貴方は自社の営業マンに対して、予算としての売上高や粗利額の目標を持たせ、実績との比較をおこない、次の行動計画に反映させる取り組みをおこなっていますか?
これができると、企業としての損益の予実管理をおこなう上で、数値に根拠ができ、意味のあるものとなってきますね。

まだであれば是非とも導入してください。

また、貴方は自社の営業マンに対して、得意先ごとの売掛金残高の管理をきちんと管理させ、報告してもらう仕組みを作っていますか?
これができると、企業としての資金繰りの予実管理をおこなう上で、経常収入の見込精度が高くなり、資金繰りを立てやすくなります。

逆に、売掛金残高の管理ができていないとどうなるでしょうか。

利益は出ているのに、手許にはお金がない状態になってしまう恐れが出てきてしまいます。

売掛金の回収は、本当に大切です。
回収できないと、お金は入ってきませんが、利益が出ているために出ていくものは出ていきます。
そうです。税金です。
消費税や法人税・法人事業税・法人住民税が発生します。回収できていないので、その分は自社の持ち出しとなります。

さらに、仕入等があれば買掛代金、それと、その営業マンの人件費(給与・社保・厚生費)、も自社で立て替えることになります。

まさに、負のスパイラルですね。

貴方の営業マンには、損益のこと(売上高・粗利)のことだけでなく、キャッシュフローのことも合わせて、わかりやすく具体的に説明してあげてください。

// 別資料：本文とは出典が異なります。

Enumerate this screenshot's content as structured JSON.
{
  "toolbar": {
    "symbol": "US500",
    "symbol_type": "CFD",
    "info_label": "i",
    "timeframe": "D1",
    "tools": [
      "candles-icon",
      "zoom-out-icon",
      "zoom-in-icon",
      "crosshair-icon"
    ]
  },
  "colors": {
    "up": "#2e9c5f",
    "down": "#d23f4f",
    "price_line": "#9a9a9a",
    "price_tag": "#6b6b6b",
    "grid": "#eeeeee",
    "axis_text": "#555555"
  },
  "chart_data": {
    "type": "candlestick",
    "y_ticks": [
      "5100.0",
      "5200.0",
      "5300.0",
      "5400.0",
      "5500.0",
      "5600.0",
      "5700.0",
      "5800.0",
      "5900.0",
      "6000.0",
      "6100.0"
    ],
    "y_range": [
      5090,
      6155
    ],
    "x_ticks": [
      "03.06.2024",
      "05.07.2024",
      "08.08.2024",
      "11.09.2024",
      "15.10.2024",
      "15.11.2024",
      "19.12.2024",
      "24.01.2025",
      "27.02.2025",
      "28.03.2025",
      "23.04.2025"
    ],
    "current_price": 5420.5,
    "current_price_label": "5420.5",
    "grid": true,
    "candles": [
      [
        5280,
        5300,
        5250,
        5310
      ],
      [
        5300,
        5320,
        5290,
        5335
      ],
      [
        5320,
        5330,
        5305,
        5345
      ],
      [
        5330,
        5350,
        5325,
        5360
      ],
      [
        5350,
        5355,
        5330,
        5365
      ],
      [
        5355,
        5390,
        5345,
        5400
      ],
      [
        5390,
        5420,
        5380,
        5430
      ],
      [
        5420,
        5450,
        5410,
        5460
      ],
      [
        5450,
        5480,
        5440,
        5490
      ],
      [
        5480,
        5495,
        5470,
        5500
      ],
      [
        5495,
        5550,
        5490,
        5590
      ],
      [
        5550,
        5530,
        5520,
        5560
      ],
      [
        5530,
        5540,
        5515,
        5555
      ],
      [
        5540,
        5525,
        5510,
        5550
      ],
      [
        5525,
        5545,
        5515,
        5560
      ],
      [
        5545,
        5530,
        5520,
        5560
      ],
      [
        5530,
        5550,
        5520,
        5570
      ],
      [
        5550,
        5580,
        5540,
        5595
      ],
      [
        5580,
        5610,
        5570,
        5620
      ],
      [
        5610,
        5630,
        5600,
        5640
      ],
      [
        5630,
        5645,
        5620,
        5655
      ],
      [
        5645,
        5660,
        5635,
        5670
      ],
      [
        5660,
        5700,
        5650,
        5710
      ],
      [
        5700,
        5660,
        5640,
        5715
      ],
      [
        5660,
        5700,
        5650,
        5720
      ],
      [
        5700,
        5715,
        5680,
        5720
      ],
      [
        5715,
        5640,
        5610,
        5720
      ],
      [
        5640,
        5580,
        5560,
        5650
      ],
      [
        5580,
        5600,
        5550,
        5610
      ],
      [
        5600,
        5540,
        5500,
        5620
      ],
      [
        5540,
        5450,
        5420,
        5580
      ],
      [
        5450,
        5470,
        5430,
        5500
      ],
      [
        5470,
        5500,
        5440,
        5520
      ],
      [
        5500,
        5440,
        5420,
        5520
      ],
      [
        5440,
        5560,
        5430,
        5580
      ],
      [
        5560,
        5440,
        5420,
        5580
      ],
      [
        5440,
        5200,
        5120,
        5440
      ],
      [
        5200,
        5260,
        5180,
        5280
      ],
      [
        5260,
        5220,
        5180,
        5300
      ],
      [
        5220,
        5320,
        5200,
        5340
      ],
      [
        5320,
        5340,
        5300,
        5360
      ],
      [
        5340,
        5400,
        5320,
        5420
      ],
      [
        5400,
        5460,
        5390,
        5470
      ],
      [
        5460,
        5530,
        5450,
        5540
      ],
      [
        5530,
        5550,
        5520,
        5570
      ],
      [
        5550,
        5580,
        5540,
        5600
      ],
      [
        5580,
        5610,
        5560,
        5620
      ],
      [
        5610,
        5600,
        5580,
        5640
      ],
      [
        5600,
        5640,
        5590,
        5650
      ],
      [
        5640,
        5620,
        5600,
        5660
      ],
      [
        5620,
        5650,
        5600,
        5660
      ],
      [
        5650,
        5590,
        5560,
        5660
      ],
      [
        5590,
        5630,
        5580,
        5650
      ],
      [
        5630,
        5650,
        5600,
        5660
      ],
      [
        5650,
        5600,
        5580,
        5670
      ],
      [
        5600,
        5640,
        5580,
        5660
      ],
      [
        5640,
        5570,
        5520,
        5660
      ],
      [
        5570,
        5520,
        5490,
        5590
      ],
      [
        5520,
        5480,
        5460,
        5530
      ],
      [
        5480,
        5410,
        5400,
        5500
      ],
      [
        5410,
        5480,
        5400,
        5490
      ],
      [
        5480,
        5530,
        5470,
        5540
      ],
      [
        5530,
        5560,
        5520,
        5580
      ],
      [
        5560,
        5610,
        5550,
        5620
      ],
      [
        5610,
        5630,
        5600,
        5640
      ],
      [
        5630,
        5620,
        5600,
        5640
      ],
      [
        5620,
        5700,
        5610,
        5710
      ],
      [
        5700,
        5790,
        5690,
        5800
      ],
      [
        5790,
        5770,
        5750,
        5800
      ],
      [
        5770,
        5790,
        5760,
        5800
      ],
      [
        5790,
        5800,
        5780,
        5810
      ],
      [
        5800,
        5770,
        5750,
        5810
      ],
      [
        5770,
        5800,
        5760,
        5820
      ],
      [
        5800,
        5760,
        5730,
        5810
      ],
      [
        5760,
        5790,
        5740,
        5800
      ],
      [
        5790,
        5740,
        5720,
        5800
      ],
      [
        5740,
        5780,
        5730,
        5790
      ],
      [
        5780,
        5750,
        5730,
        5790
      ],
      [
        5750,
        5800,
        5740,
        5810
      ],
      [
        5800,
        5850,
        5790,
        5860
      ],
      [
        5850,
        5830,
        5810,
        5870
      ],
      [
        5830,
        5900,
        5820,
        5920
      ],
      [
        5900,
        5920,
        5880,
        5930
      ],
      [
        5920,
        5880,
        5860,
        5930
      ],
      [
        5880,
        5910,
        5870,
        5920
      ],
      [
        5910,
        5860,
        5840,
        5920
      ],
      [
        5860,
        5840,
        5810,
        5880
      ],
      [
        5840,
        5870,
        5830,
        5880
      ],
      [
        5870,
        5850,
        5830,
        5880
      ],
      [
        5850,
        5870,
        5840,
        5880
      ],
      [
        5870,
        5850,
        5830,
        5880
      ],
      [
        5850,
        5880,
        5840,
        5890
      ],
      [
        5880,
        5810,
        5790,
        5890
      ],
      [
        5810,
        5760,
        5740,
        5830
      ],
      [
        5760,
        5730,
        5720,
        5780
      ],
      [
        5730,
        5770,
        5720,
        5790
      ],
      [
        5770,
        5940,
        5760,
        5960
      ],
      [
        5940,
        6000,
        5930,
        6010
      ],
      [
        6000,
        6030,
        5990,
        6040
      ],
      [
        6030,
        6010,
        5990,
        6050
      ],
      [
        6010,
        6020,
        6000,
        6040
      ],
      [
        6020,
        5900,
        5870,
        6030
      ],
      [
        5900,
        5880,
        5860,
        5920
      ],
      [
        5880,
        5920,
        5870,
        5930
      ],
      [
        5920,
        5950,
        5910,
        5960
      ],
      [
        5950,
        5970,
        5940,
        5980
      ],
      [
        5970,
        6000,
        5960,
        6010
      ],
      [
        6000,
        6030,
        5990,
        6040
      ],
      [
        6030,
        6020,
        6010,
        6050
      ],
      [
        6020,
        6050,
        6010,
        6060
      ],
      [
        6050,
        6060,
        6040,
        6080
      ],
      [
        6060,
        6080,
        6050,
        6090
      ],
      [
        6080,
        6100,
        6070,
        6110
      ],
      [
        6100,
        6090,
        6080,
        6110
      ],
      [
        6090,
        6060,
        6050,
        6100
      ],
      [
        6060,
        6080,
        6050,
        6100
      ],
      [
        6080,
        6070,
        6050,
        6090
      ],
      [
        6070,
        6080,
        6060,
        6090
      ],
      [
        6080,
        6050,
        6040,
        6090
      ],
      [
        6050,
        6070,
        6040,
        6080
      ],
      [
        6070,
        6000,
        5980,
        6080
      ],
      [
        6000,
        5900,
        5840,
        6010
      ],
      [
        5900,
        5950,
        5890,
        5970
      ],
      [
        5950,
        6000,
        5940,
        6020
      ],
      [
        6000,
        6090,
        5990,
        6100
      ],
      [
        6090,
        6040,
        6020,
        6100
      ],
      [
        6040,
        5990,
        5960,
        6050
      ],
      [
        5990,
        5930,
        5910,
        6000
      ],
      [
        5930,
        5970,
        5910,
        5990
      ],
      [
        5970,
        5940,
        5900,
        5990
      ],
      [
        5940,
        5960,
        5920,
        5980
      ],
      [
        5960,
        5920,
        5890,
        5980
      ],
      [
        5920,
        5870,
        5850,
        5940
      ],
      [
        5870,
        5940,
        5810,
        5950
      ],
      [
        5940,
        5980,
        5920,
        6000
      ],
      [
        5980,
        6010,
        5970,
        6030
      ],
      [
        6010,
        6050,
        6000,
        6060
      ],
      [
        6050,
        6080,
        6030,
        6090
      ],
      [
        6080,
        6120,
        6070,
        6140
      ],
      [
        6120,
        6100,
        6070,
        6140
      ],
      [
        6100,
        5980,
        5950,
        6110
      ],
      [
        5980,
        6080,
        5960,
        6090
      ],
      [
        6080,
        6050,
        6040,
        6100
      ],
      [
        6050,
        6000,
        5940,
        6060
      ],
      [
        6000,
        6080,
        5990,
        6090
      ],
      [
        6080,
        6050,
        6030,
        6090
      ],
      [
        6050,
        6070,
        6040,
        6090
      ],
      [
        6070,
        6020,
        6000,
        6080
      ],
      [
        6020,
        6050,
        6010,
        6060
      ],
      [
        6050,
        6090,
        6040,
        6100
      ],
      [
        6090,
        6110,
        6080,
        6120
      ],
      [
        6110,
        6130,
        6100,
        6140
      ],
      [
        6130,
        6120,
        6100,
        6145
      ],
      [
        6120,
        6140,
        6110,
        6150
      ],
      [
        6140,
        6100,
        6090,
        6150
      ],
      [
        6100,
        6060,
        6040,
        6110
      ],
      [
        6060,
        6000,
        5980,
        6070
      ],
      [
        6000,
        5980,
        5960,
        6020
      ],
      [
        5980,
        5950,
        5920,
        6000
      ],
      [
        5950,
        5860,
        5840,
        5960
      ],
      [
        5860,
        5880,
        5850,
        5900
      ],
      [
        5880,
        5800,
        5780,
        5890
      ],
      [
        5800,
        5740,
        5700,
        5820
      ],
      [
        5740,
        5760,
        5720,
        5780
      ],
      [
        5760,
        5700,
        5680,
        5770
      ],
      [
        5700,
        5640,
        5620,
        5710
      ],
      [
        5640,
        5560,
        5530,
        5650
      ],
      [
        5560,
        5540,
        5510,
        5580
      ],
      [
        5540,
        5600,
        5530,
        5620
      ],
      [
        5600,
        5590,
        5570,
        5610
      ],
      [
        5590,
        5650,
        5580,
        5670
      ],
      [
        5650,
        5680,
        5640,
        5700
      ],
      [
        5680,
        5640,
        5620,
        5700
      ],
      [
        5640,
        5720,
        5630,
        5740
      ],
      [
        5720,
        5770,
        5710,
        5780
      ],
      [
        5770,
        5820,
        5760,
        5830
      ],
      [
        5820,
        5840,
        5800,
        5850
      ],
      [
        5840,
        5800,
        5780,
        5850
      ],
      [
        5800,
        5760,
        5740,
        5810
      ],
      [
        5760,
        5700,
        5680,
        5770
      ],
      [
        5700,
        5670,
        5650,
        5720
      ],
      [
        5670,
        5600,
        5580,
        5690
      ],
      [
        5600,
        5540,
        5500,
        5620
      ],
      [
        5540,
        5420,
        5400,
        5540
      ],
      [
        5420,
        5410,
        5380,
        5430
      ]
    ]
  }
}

例えば、売上代金50万円の回収ができないことになったとします。
粗利率20%の商品であれば、250万円分の商品の利益に匹敵します。
更に、税務的に貸倒処理ができるまでは、消費税で2.5万円、法人税等で約20万円は持ち出しです。
その間、資金補填のために借入をおこなえば、その分の金利もかかってきます。
こうしたことが経営上、おこっていることを数字を使って説明してあげてください。

営業マンご本人も、数字として具体的なものであると、よりリアルに感じ取れます。
ご自身も、自分が稼いだお金でないところから、給与をもらっていると認識すると、心地よくないはずです。そうならないように事前に対処するようになるはずです。

売掛金残高管理は、未回収が起きないように事前に対応することが一番です。一度、未回収になってしまうと、それを管理し続ける必要が出てきますし、それに気を取られてしまうことが多々出てきてしまいます。

限りある経営資源をそこに費やしてはもったいないです。
是非、損益だけでなく、キャッシュフローについてもわかる社員を一人でも多く育てていきましょう。その取り組みがきっと、将来の幹部候補生の発掘にもつながります。